Она имеет в виду эти ланчи на берегу, мамину экстравагантность, ее небрежность, которую с годами усвоил и отец, потому что он еще добрее, чем мама, если такое возможно. Два добрых отчаявшихся человека, которые думали, что найдут любовь в браке, но, как оказалось, не могут мирно ужиться в одном доме. И к тому же двое нервных детей, неспособных радоваться даже тогда, когда для этого есть повод. Таково семейство Виндинг. Я вспоминаю детство – вечно мучившее меня чувство страха, тревоги, хронически укоренившееся в моих нервах, боль при мысли о быстротечности нашей бурной жизни; мы слабы, ибо, неспособные к жизни, существуем в вечном страхе, что вот-вот случится что-то непоправимое.
Конец августа. Темные звездные вечера. Но дни еще купаются в солнце. Какое-то тропическое лето. Шиповник благоухает, в маленьких ухоженных садиках, которых так много в этой части города, жужжат газонокосилки. Жители давно вернулись из отпусков. Стоит жара.
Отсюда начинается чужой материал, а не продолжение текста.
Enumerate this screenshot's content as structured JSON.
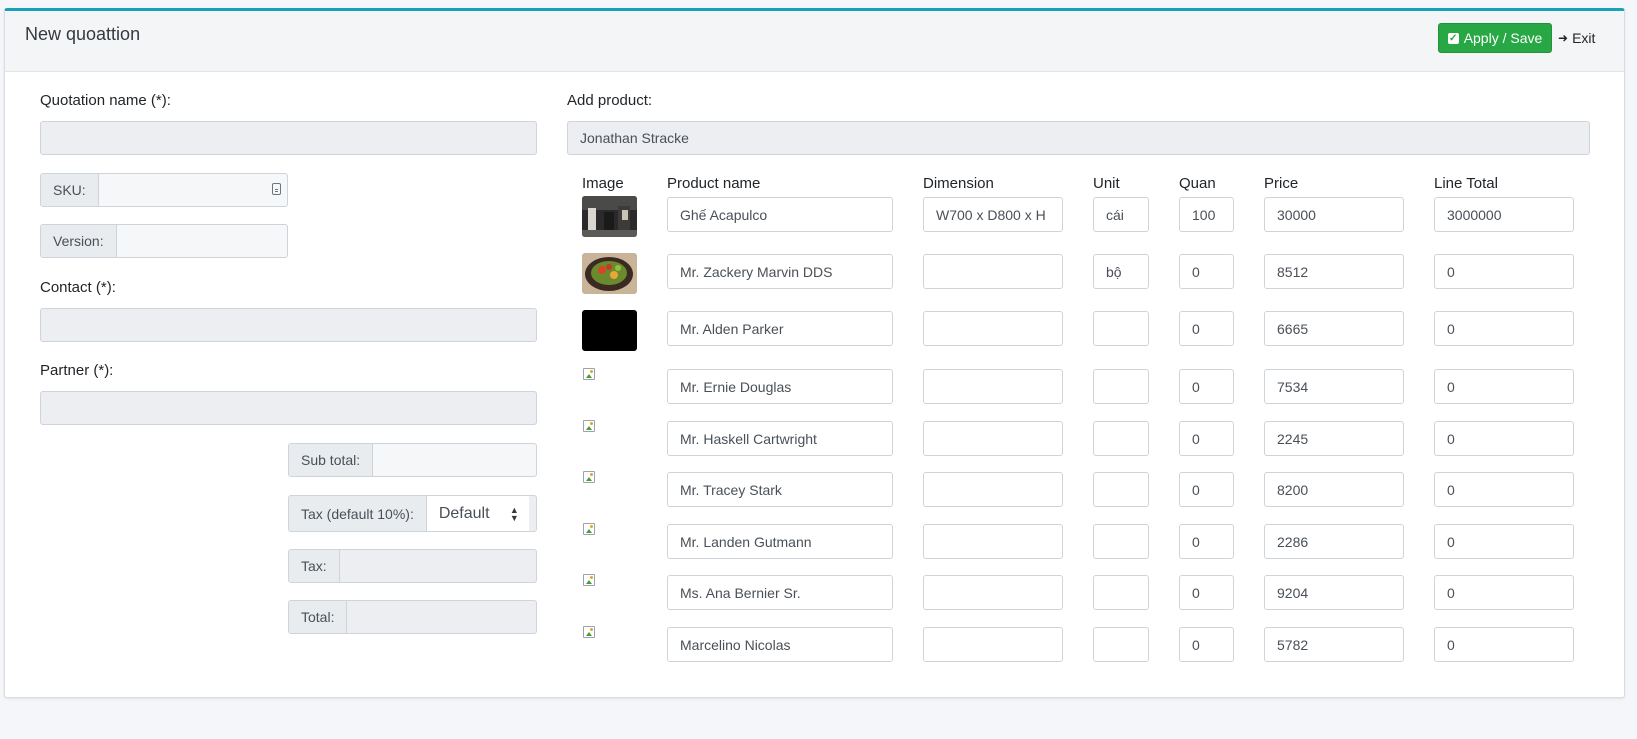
{
  "header": {
    "title": "New quoattion",
    "save_label": "Apply / Save",
    "exit_label": "Exit"
  },
  "form": {
    "quotation_name_label": "Quotation name (*):",
    "quotation_name_value": "",
    "sku_label": "SKU:",
    "sku_value": "",
    "version_label": "Version:",
    "version_value": "",
    "contact_label": "Contact (*):",
    "contact_value": "",
    "partner_label": "Partner (*):",
    "partner_value": ""
  },
  "totals": {
    "subtotal_label": "Sub total:",
    "subtotal_value": "",
    "tax_default_label": "Tax (default 10%):",
    "tax_select_value": "Default",
    "tax_label": "Tax:",
    "tax_value": "",
    "total_label": "Total:",
    "total_value": ""
  },
  "products": {
    "add_label": "Add product:",
    "add_value": "Jonathan Stracke",
    "columns": [
      "Image",
      "Product name",
      "Dimension",
      "Unit",
      "Quan",
      "Price",
      "Line Total"
    ],
    "rows": [
      {
        "image": "photo-chairs",
        "name": "Ghế Acapulco",
        "dimension": "W700 x D800 x H",
        "unit": "cái",
        "quan": "100",
        "price": "30000",
        "total": "3000000"
      },
      {
        "image": "photo-food-bowl",
        "name": "Mr. Zackery Marvin DDS",
        "dimension": "",
        "unit": "bộ",
        "quan": "0",
        "price": "8512",
        "total": "0"
      },
      {
        "image": "photo-black",
        "name": "Mr. Alden Parker",
        "dimension": "",
        "unit": "",
        "quan": "0",
        "price": "6665",
        "total": "0"
      },
      {
        "image": "broken-image-icon",
        "name": "Mr. Ernie Douglas",
        "dimension": "",
        "unit": "",
        "quan": "0",
        "price": "7534",
        "total": "0"
      },
      {
        "image": "broken-image-icon",
        "name": "Mr. Haskell Cartwright",
        "dimension": "",
        "unit": "",
        "quan": "0",
        "price": "2245",
        "total": "0"
      },
      {
        "image": "broken-image-icon",
        "name": "Mr. Tracey Stark",
        "dimension": "",
        "unit": "",
        "quan": "0",
        "price": "8200",
        "total": "0"
      },
      {
        "image": "broken-image-icon",
        "name": "Mr. Landen Gutmann",
        "dimension": "",
        "unit": "",
        "quan": "0",
        "price": "2286",
        "total": "0"
      },
      {
        "image": "broken-image-icon",
        "name": "Ms. Ana Bernier Sr.",
        "dimension": "",
        "unit": "",
        "quan": "0",
        "price": "9204",
        "total": "0"
      },
      {
        "image": "broken-image-icon",
        "name": "Marcelino Nicolas",
        "dimension": "",
        "unit": "",
        "quan": "0",
        "price": "5782",
        "total": "0"
      }
    ]
  },
  "colors": {
    "accent_top": "#17a2b8",
    "save_button": "#28a745"
  }
}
У мамы с отцом редко бывают средства на отдых, и мы с Катрине уже много лет радуемся, если можем иногда поплавать в бассейне или съездить на трамвае в Студентерлюнден и там, на углу Университетсгата, купить себе мягкого мороженого. Мама работает с полной нагрузкой, что необычно для нашей части города. Собственно, нам не по средствам жить так, как мы живем, но отец считает, что люди должны иметь жилье выше своих возможностей, питаться выше своих возможностей и одеваться тоже выше своих возможностей. Это приводит маму в бешенство, ибо у нее нет денег, конкретных бумажек, которыми она могла бы распорядиться по своему усмотрению. Она берет дополнительную нагрузку в кино, потому что Опера, где она работает в баре, летом закрыта, а отец в своей небольшой конторе на Дроннингенс гате строго следит за ветхой недвижимостью, которую приобрел за эти годы, однако за неимением средств не может отремонтировать и поддерживать в надлежащем состоянии.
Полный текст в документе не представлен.